His awards and honors included the Eli Lilly and Company Research Award in Biochemistry, the Pittsburgh Award from the Pittsburgh section of the American Chemical Society and the University of Minnesota Outstanding Achievement Award.

The Tousimis-Lauffer Distinguished Annual Lecture in Biological Sciences was established in his honor in 2006 by his former student, Anastasios J. Tousimis.

Lauffer was a fellow of the New York Academy of Sciences and a member of the American Chemical Society, the Federation of American Scientists, the Biophysical Society, the American Society of Biological Chemists and the Society for Experimental Biology and Medicine.

He served as a consultant to the Joint Research and Development Board and the U.S. Army Biological Warfare Laboratories, and as a member of several National Research Council committees.

He edited Biophysical Journal, the official publication of the American Biophysical Society, which he served as president, and co-edited the journal Advances in Virus Research.

The University honored Lauffer at his retirement in 1984 by hosting a day-long symposium at which colleagues reported on the most recent advances in the field he had helped to create. Lauffer’s publication in retirement was “evidence of continuing activities in probing some of the fundamental natures of natural virus formation,” said Rosenberg.

In addition to his University work and research, Lauffer was very active in the Presbyterian church, both locally and nationally, Rosenberg said.
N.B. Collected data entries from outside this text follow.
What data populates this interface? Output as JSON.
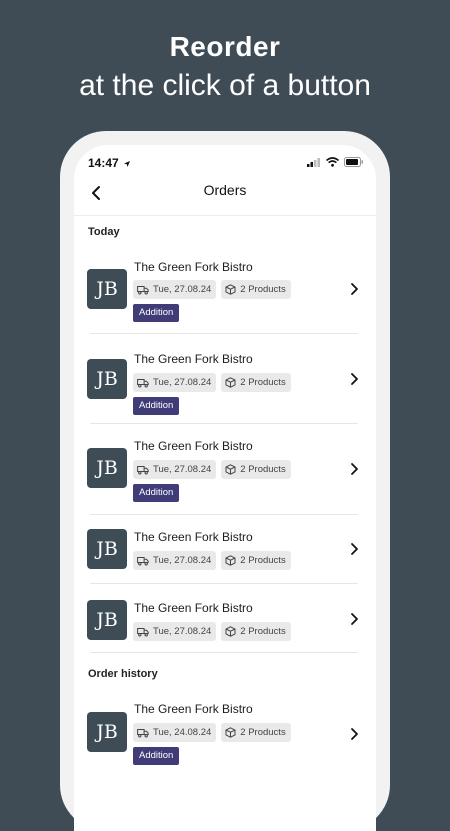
{
  "headline": {
    "line1": "Reorder",
    "line2": "at the click of a button"
  },
  "status": {
    "time": "14:47"
  },
  "nav": {
    "title": "Orders"
  },
  "sections": {
    "today": "Today",
    "history": "Order history"
  },
  "orders": [
    {
      "initials": "JB",
      "name": "The Green Fork Bistro",
      "date": "Tue, 27.08.24",
      "products": "2 Products",
      "badge": "Addition"
    },
    {
      "initials": "JB",
      "name": "The Green Fork Bistro",
      "date": "Tue, 27.08.24",
      "products": "2 Products",
      "badge": "Addition"
    },
    {
      "initials": "JB",
      "name": "The Green Fork Bistro",
      "date": "Tue, 27.08.24",
      "products": "2 Products",
      "badge": "Addition"
    },
    {
      "initials": "JB",
      "name": "The Green Fork Bistro",
      "date": "Tue, 27.08.24",
      "products": "2 Products"
    },
    {
      "initials": "JB",
      "name": "The Green Fork Bistro",
      "date": "Tue, 27.08.24",
      "products": "2 Products"
    },
    {
      "initials": "JB",
      "name": "The Green Fork Bistro",
      "date": "Tue, 24.08.24",
      "products": "2 Products",
      "badge": "Addition"
    }
  ],
  "colors": {
    "background": "#3f4c55",
    "avatar": "#3e4c55",
    "badge": "#3f3c78",
    "chip": "#e9e9e9"
  }
}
Lauffer is survived by his wife, Erika Erskine Lauffer; his children Edward, Susan, Max and John; several grandchildren and great-grandchildren.

The family suggests memorial contributions be made to Pitt’s Department of Biological Sciences or the Presbyterian Congregation of Middletown, North Union and Water streets, Middletown PA 17057.

A memorial service at the church is set for 3 p.m. Oct. 7. In addition, Lauffer will be memorialized at the next Tousimis-Lauffer Distinguished Annual Lecture in Biological Sciences. A date for the lecture has not been set.